Des diplomates australiens ont aussi partagé leurs préoccupations avec des représentants gouvernementaux et des militaires. L'intérêt des pays étrangers pour ce conflit de Poso est nourri par la crainte de voir l'Indonésie orientale subir par un effet domino cette même violence interreligieuse. Quant aux Etats Unis, ils sont particulièrement intéressés de mettre en relief les liens entre les groupes Islamiques activistes en Indonésie et le réseau terroriste d'Al-Qa'ida de Ben Osama Laden.


Devant l’aggravation de la situation et les menaces qui pesaient sur les communautés chrétiennes de l’île, les autorités religieuses de l’île n’ont pas cessé de lancer un appel au secours, dont l’évêque catholique de Manado (Célèbes, Indonésie): «Etant leur pasteur, je suis profondément soucieux des conditions de vie faites à mon troupeau. Aidez-nous, venez à notre secours!» ainsi s’exprimait http://www.eglasie.org. Cet évêque demandait non seulement au gouvernement indonésien mais aussi aux Nations Unies d’intervenir pour que cessent les violences inter-communautaires à Poso et dans sa région. A ses yeux, le gouvernement indonésien doit envoyer immédiatement des renforts de troupes et les Nations Unies intervenir pour sauver les milliers de chrétiens de Poso. 


Mis au courant des mesures prises pour régler le conflit de Poso, des ministres indonésiens ont reconnu que des pourparlers seraient engagés en vue de la réconciliation des deux communautés, le 18 décembre, immédiatement après le jour saint musulman d'Idul Fitri, qui marque la fin du Ramadan et constitue le moment le plus critique de ce conflit.


Les forces de sécurité massivement présentes sur place ont promis d'expulser les activistes religieux du centre de Sulawesi et de lancer des pourparlers entre Musulmans et Chrétiens pour la réconciliation des deux communautés. Les commandants se sont aussi engagés à identifier les étrangers impliqués dans ce conflit et à désarmer les combattants.


Les forces de sécurité devraient s'en prendre aux membres fortement armés de "Jihad Laskar" - une organisation armée qui avait promis de se battre en faveur des intérêts musulmans dans le secteur, après avoir mené une longue lutte inter-communautaire dans le Maluku voisin.


Au nord de l’île de Célèbes, à Manado, les autorités ont enfin pris des mesures pour éviter que l’Id al-Fitr (la fin du ramadan) et la période de Noël ne soient utilisés par des extrémistes pour provoquer des heurts entre les communautés chrétienne et musulmane. 200 civils spécialement formés renforcent les rangs de la police durant cette période.

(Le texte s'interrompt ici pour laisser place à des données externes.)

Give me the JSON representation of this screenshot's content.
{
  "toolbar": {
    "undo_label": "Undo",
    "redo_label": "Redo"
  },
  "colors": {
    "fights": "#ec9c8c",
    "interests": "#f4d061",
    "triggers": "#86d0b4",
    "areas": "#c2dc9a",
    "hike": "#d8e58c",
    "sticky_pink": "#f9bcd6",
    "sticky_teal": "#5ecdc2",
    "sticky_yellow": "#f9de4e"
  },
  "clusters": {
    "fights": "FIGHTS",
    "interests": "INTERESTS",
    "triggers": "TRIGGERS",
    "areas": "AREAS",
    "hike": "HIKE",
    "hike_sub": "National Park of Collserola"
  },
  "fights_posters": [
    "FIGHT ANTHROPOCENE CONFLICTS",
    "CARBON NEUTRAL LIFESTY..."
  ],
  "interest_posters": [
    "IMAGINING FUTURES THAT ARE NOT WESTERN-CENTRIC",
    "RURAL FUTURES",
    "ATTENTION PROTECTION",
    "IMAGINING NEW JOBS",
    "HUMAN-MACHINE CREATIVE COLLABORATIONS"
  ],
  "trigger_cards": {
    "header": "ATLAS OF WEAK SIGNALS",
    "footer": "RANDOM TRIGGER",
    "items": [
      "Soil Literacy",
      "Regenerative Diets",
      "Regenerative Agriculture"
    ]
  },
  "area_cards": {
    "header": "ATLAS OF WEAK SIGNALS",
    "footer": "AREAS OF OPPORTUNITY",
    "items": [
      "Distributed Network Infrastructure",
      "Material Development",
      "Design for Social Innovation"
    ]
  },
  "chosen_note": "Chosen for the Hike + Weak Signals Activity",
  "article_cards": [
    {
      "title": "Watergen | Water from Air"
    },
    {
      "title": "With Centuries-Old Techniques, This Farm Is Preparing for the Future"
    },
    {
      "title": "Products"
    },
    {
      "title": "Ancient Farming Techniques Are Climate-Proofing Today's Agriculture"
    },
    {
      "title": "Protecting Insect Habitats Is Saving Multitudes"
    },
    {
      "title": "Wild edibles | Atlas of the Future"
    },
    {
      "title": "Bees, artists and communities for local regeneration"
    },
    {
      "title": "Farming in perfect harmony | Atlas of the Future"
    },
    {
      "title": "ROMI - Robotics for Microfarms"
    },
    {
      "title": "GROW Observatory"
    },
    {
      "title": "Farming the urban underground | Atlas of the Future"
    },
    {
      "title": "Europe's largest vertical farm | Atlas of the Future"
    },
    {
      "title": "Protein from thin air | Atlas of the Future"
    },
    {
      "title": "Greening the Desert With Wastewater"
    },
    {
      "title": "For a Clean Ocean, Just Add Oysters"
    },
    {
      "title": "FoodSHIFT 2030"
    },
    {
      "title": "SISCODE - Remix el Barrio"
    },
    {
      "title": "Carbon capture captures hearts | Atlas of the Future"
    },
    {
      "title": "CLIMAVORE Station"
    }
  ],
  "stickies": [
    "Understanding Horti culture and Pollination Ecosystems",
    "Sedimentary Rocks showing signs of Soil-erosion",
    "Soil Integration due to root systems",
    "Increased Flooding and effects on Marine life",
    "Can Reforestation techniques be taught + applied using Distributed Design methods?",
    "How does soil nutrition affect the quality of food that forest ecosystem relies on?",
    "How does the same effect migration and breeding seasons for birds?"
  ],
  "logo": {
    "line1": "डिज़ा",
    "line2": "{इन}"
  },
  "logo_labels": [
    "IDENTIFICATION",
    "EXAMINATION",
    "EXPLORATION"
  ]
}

Des chrétiens ont monté la garde devant les mosquées pour Id al-Fitr et des musulmans seront postés devant les Eglises à Noël.


Les opérations de police à l'encontre des combattants sont un test de la capacité et de l'empressement de Jakarta à réduire la menace croissante d'un conflit religieux généralisé. Le gouvernement central a été soumis à une forte pression pour se rendre maître du "Jihad Laskar", rendu responsable par beaucoup d'observateurs de l'état d'insécurité croissante depuis le milieu de l'année.